CONTAINS.... WELL, THE CLUE'S REALLY IN THE TITLE
The wax museum has had a long and impressive history in horror movies, from the 1950s classic House Of Wax (itself a remake of the 1930s Mystery Of The Wax Museum) to the tiresome non-classic House Of Wax with the meaningless Paris Hilton. There's Sergio Stivaletti's Maschera Di Cera (Wax Mask) with writing input from two Italian horror icons Dario Argento AND Lucio Fulci, which was enjoyably gloopy fun, and not forgetting Anthony Hickox's gory if ramshackle portmanteau Waxwork (and its less effective continuation Waxwork II: Lost In Time).
You could perhaps include Carry On Screaming on that list, as it's hard not to echo Kenneth Williams' "Frying tonight!" upon seeing the giant bubbling wax vat in Cameron Mitchell's basement here. Nightmare In Wax has genre veteran Mitchell as an embittered wax sculptor, driven from his love (Anne Helm) and his job as a film make-up wizard after being horribly burned in a spiteful attack. But could Mitchell, now the hideously scarred, one-eyed owner of the Hollywood Wax Museum, have anything to do with the mysterious and unsolved disappearances of so many of Helm's colleagues and, most recently, her fiancé? And are some of those waxworks actually moving?

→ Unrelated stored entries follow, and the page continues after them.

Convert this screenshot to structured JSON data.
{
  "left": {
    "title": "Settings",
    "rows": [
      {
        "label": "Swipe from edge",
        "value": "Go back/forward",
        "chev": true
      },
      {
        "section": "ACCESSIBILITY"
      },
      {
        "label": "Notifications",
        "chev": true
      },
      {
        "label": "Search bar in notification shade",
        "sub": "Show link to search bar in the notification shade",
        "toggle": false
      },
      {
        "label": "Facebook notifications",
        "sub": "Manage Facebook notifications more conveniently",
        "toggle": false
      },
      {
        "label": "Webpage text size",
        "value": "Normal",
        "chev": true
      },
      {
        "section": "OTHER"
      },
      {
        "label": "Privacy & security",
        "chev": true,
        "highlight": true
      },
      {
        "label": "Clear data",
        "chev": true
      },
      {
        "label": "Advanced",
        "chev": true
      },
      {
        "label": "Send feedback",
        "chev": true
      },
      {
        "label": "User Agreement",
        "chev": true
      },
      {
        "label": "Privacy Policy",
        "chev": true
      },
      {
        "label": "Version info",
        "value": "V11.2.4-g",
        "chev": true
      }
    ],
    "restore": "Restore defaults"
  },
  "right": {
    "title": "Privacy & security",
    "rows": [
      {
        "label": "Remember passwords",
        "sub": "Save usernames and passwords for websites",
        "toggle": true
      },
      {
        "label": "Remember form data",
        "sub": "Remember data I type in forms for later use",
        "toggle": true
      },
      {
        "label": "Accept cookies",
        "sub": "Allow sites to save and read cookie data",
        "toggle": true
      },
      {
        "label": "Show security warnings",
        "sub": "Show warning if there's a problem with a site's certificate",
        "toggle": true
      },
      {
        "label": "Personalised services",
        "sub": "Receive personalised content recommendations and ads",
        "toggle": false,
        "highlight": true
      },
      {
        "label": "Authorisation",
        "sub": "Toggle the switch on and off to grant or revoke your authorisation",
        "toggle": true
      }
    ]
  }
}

If you seriously imagine the answer to either of those questions could be "No", then you're watching the wrong film. Mitchell rants at the "heads" in his basement, hypnotises his victims and tries valiantly to distract attention from his obviously stick-on scars. It's luridly coloured (it was made in 1969), it's cheap and efficiently enough done, it's scarcely any kind of classic, but it's energetic and has a suitably bonkers final reel. Overall I rather liked it, perhaps a bit more than I expected.